Artisanal puns are those Market Quality puns that really are funny and at the same time carry meaning in both directions that the word leads your mind to. These are ones that you could make a band name out of, or a new moniker for something else significant. An example that a friend and former martial arts instructor of mine who is a real punster (for better and for worse), Rev. Fajun, described the Winter Solstice as "the Dark Night of the Sol". I enjoyed this one so much that I will forever refer to WS as that because it touches on a deep spiritual process, while at the same time directly describing Winter Solstice exactly as what it is- the longest and darkest night of the solar year. Another great example of an Artisanal class pun is the slogan of the Debt Collective- a movement to abolish student, medical, and other forms of debt peonage- which is “you are not a loan”. This message has such deep meaning in either way it can be interpreted as the sentence is heard and they deserve a high five not only for the great work they do, but also crafty pun-based messaging.
Now for the bit about non-linearness that I've referenced. It is entirely possible to make a pun that people find funny and has relevance to both references, but mangles the word in order to do it. This would be a market quality ground score. Yes, sometimes the fruit you buy at the market the laborers picked up off the ground. They were probably low hanging fruit and just fell off the tree. Deal with it. An example of this is “cawfee” for a coffee meet-up a group of my corvid-loving friends coordinated. It doesn’t quite fulfill the whole word “coffee” but almost and still funny in it’s context. We’ll give it a pass. Some of us are suckers for pun-ishment and so we still like the puns that aren’t freshly picked from the tree.

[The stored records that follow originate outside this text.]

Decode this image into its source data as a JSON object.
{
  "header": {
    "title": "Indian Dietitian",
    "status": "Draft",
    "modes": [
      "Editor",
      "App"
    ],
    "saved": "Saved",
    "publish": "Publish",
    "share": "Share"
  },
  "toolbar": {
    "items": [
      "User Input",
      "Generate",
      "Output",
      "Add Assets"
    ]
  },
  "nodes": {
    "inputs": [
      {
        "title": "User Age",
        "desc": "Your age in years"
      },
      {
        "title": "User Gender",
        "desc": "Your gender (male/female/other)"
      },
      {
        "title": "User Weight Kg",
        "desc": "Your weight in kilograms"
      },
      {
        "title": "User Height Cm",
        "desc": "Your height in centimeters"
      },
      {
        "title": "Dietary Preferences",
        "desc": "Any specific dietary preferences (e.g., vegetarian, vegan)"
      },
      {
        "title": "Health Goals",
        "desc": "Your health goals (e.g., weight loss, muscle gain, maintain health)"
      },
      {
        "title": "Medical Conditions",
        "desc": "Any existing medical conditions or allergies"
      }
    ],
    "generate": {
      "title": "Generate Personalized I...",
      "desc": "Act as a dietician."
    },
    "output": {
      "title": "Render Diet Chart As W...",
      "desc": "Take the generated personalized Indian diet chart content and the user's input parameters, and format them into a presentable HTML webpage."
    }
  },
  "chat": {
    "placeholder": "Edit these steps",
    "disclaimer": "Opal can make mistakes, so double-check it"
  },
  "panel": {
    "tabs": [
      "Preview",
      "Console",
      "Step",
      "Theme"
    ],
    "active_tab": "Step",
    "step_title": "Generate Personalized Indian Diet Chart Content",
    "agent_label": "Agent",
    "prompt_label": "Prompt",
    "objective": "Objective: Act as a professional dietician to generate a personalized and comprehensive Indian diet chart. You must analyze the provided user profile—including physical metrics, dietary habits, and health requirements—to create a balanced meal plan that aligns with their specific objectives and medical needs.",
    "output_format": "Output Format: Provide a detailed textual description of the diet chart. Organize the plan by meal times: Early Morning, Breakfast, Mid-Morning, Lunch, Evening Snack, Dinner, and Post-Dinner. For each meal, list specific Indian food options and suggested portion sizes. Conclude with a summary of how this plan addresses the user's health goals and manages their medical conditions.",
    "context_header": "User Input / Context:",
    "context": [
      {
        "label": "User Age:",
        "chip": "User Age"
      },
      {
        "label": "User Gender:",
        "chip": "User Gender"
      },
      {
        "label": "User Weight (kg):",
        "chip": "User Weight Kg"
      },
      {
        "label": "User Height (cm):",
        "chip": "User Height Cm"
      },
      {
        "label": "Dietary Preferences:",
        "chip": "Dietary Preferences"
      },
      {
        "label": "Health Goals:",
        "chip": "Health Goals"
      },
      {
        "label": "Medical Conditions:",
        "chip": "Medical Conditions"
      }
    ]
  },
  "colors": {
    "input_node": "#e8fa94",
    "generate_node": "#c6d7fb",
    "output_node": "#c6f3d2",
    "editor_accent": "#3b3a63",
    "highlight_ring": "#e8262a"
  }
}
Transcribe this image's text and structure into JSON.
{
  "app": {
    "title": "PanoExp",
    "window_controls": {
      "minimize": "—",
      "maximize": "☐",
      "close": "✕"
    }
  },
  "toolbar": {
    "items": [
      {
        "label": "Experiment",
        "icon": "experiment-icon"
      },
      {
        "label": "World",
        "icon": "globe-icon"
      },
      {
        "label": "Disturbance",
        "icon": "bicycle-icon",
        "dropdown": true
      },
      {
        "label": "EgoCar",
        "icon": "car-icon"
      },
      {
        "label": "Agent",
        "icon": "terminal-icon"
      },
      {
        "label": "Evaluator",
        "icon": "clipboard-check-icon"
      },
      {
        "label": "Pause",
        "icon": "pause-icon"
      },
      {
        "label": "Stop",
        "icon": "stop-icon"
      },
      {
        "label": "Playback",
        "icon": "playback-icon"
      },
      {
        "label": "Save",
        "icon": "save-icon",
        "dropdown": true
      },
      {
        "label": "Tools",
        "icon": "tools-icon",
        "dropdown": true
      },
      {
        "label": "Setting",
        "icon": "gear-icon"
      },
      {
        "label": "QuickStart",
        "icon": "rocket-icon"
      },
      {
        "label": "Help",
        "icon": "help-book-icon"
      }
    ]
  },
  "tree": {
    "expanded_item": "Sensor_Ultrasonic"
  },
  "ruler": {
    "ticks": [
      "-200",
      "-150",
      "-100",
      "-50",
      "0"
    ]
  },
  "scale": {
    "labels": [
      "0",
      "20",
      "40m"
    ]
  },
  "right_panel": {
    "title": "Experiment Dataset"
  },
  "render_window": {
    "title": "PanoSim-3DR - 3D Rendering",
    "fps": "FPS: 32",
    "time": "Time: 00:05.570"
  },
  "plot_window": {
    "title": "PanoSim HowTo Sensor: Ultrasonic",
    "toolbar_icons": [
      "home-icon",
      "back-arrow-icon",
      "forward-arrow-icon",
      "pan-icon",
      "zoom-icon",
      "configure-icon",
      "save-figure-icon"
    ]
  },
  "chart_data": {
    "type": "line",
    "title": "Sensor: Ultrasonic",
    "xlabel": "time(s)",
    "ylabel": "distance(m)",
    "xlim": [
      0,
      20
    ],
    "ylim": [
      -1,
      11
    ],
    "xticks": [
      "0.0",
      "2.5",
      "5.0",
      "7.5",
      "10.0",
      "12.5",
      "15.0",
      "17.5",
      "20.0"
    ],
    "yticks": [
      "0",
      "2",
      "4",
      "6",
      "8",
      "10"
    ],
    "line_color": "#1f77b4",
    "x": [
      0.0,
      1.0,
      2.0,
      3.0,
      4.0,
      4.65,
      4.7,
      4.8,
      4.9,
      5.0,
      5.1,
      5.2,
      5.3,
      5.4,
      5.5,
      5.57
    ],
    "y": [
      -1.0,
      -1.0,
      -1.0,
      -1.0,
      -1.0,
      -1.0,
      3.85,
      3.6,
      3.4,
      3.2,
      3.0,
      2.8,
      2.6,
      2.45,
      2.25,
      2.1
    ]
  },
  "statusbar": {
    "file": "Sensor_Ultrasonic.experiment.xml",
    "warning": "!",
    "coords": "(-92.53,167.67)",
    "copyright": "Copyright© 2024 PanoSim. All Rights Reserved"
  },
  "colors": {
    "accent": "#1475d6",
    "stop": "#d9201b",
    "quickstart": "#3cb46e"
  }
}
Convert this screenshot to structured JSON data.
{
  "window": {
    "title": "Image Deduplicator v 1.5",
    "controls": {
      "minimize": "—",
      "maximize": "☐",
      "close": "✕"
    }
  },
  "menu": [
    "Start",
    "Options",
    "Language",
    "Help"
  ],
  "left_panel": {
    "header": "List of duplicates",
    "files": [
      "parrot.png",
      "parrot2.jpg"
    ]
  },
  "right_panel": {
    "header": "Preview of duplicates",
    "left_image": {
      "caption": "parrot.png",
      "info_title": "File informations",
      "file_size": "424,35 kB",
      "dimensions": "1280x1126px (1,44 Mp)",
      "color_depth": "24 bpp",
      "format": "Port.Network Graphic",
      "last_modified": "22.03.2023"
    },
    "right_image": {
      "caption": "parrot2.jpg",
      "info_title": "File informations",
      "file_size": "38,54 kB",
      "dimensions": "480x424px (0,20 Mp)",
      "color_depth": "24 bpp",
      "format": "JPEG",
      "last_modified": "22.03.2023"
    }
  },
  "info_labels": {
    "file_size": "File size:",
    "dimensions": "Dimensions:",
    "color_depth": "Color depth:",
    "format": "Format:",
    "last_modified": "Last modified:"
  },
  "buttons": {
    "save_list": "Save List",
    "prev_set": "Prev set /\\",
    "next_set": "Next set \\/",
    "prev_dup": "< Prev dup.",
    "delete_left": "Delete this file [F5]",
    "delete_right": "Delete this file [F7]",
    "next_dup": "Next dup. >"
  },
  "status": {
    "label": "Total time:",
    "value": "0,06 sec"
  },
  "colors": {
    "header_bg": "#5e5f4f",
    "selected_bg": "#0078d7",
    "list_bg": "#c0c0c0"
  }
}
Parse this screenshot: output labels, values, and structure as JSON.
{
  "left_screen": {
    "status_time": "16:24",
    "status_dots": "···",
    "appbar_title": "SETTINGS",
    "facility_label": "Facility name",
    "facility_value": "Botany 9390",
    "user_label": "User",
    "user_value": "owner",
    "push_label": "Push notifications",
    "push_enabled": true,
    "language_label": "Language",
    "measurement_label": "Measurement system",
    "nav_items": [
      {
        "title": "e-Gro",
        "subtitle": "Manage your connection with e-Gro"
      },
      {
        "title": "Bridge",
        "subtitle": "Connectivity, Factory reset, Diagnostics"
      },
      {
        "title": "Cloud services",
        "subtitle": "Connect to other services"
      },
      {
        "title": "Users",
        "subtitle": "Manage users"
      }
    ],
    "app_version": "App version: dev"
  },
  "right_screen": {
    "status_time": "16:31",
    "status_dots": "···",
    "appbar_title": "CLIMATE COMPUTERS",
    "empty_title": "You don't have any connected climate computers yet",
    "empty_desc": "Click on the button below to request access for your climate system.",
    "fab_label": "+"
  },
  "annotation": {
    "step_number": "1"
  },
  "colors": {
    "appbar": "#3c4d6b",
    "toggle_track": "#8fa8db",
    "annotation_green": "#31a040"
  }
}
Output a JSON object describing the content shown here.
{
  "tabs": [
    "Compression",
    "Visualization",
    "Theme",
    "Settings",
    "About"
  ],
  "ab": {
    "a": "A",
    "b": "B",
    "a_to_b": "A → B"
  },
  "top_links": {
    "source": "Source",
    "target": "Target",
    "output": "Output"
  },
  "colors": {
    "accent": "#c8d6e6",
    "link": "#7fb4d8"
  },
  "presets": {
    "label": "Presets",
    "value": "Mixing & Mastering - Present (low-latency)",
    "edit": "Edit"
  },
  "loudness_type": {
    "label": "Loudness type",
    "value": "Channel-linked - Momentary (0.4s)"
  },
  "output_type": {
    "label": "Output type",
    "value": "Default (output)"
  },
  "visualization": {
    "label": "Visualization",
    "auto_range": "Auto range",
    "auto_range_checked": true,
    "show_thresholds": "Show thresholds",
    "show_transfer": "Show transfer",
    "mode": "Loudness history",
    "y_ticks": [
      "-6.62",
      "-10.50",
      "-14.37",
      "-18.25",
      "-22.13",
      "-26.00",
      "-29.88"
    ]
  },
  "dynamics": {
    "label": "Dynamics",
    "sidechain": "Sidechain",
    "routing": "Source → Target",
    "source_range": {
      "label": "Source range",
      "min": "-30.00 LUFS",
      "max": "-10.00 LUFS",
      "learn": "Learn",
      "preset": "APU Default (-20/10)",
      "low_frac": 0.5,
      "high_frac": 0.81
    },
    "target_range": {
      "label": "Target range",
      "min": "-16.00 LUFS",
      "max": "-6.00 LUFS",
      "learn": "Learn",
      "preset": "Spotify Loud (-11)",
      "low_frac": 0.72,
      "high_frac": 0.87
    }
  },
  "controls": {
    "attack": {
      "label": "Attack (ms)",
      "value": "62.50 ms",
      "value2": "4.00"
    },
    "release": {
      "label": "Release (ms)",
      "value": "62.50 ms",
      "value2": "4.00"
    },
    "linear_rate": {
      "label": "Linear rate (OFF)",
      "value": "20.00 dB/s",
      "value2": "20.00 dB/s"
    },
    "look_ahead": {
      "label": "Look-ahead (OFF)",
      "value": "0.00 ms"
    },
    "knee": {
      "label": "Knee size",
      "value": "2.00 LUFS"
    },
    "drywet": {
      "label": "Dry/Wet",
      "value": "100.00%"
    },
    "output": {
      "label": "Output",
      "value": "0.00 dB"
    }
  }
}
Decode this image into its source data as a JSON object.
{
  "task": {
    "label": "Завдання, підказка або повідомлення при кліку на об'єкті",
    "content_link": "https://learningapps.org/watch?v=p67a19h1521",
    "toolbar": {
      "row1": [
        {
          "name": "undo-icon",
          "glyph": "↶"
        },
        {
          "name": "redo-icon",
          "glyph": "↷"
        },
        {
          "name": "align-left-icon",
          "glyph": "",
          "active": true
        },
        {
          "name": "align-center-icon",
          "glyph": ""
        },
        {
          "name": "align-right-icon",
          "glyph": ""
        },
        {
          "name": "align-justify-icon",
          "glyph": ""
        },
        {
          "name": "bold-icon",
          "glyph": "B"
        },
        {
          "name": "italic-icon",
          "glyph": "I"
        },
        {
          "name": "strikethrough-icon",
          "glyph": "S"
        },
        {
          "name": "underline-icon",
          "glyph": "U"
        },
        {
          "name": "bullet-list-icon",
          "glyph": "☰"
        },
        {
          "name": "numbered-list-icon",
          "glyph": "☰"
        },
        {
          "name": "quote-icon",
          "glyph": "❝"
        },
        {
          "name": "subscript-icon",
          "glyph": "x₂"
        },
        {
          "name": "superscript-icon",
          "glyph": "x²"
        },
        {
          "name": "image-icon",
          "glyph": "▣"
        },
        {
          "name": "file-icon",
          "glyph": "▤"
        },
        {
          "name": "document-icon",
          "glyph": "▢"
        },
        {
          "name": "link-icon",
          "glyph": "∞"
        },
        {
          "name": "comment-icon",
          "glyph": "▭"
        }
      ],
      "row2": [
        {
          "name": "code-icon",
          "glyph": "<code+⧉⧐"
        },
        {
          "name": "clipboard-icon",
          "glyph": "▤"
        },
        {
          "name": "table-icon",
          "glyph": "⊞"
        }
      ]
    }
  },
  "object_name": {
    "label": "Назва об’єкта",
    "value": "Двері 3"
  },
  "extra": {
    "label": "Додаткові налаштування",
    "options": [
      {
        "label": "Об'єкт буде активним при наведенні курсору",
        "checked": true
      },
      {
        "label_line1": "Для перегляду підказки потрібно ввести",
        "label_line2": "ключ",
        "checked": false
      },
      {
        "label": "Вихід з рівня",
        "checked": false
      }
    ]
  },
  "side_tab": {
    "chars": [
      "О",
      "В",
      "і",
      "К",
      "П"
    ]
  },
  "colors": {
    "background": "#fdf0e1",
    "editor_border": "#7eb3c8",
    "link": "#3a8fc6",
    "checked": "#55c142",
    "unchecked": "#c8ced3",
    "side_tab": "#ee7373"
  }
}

There's at least one outlier that can be any of the above but has it's own classification- a Newton. A Newton pun is one that the speaker did not mean to make. A former partner of mine was really good at this. They don't go about seeking to make double-meaning from words in conversations like I do. Often times they don’t even realize they made the pun until you look at them like “really?”, and they’re like “what?”, until the full weight of the double-meaning of what they said sinks in.
Another class of puns that I tend to avoid are Poison Apples- puns that spin off of someone’s name that can invoke unpleasant feelings. Don’t do these. Unless of course the person sucks and you need to rub their name in the dirt. Some people need a Poison Apple or two.
For now that is the fullness of my Pun Tree. As examples crop up, or if new categories branch out I may add to this blog post. Enjoy your punning!